Wednesday, Feb 14, 2007
DUBAI (Dow Jones)--Saudi Aramco Shell Refinery Co., a joint venture between Saudi Arabian Oil Co. and Royal Dutch Shell PLC, will shut down several units as part of a scheduled maintenance program in March, a senior company source said Wednesday.
Sasref refinery will undergo a major turnaround that will see several units being shut down for inspection, including the refinery's hydrocracker, which will be off stream for about thirty days, the company source told Dow Jones Newswires, without providing an exact timeframe.
The Jubail, eastern Saudi Arabia-based refinery has processing capacity of 305,000 barrels a day and produces benzene, fuel oil, gasoil, kerosene and naphtha among other products, according to Sasref's Web site.
The refinery, which processes Arabian light crude oil supplied from Saudi Aramco, runs two crude distillation units, a visbreaker unit, a thermal gasoil unit and the hydrocracker.
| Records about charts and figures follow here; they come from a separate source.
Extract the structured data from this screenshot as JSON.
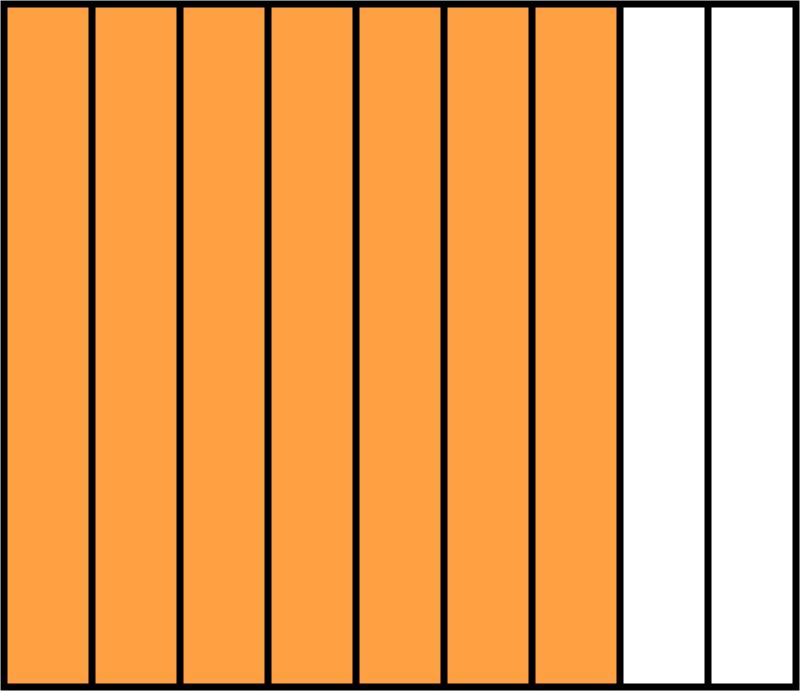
{
  "fraction_bar": {
    "total_parts": 9,
    "shaded_parts": 7,
    "shaded_fraction": 0.7778,
    "colors": {
      "shaded": "#FFA143",
      "unshaded": "#FFFFFF",
      "outline": "#000000"
    }
  }
}
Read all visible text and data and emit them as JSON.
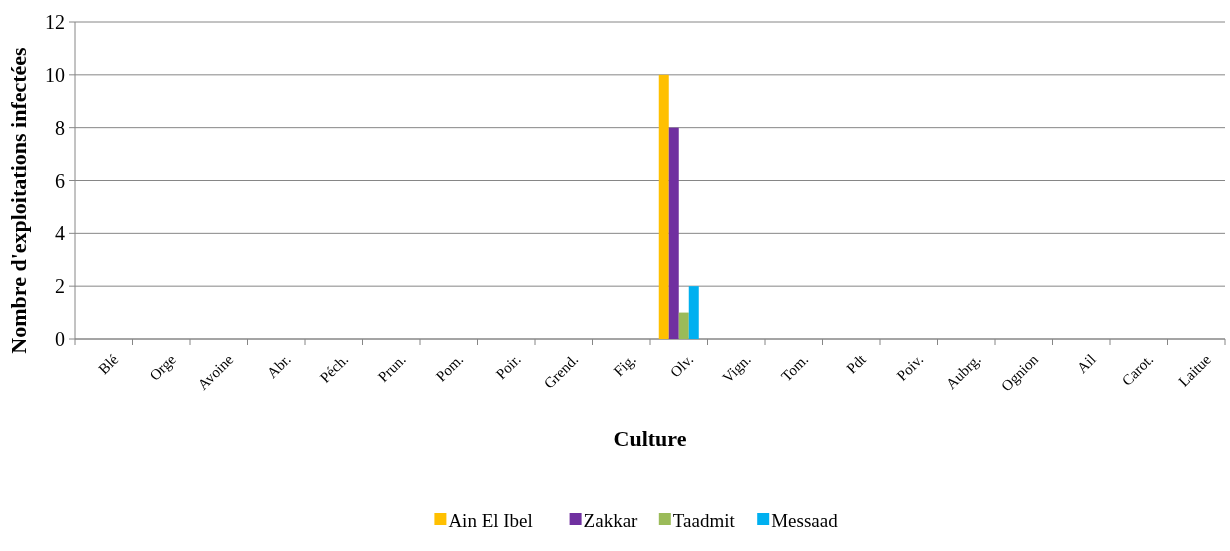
{
  "chart_data": {
    "type": "bar",
    "xlabel": "Culture",
    "ylabel": "Nombre d'exploitations infectées",
    "categories": [
      "Blé",
      "Orge",
      "Avoine",
      "Abr.",
      "Péch.",
      "Prun.",
      "Pom.",
      "Poir.",
      "Grend.",
      "Fig.",
      "Olv.",
      "Vign.",
      "Tom.",
      "Pdt",
      "Poiv.",
      "Aubrg.",
      "Ognion",
      "Ail",
      "Carot.",
      "Laitue"
    ],
    "series": [
      {
        "name": "Ain El Ibel",
        "color": "#ffc000",
        "values": [
          0,
          0,
          0,
          0,
          0,
          0,
          0,
          0,
          0,
          0,
          10,
          0,
          0,
          0,
          0,
          0,
          0,
          0,
          0,
          0
        ]
      },
      {
        "name": "Zakkar",
        "color": "#7030a0",
        "values": [
          0,
          0,
          0,
          0,
          0,
          0,
          0,
          0,
          0,
          0,
          8,
          0,
          0,
          0,
          0,
          0,
          0,
          0,
          0,
          0
        ]
      },
      {
        "name": "Taadmit",
        "color": "#9bbb59",
        "values": [
          0,
          0,
          0,
          0,
          0,
          0,
          0,
          0,
          0,
          0,
          1,
          0,
          0,
          0,
          0,
          0,
          0,
          0,
          0,
          0
        ]
      },
      {
        "name": "Messaad",
        "color": "#00b0f0",
        "values": [
          0,
          0,
          0,
          0,
          0,
          0,
          0,
          0,
          0,
          0,
          2,
          0,
          0,
          0,
          0,
          0,
          0,
          0,
          0,
          0
        ]
      }
    ],
    "ylim": [
      0,
      12
    ],
    "yticks": [
      0,
      2,
      4,
      6,
      8,
      10,
      12
    ],
    "grid": "y",
    "legend": "bottom"
  }
}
Sasref is also looking to make a final investment decision in July on the installation of an ultra-low sulfur diesel, or ULSD, unit at the refinery, according to the source.
The decision will follow the completion of early design and engineering works by ABB Lummus Global, a unit of ABB Ltd., the source said.
The project is expected to cost as much as $300 million to implement, according to industry estimates.
A decision on whether to add a major aromatics complex at the refinery has not been completely abandoned, the source said.
The project was put on hold last year due to spiraling costs as a result of rising prices for contractors, materials and equipment. However, if costs come down, the project may still go ahead, the source said.
Refiners in the Middle East are investing in upgrading and expanding their facilities to meet rising international demand and tighter environmental specifications, in particular in Europe and in the U.S.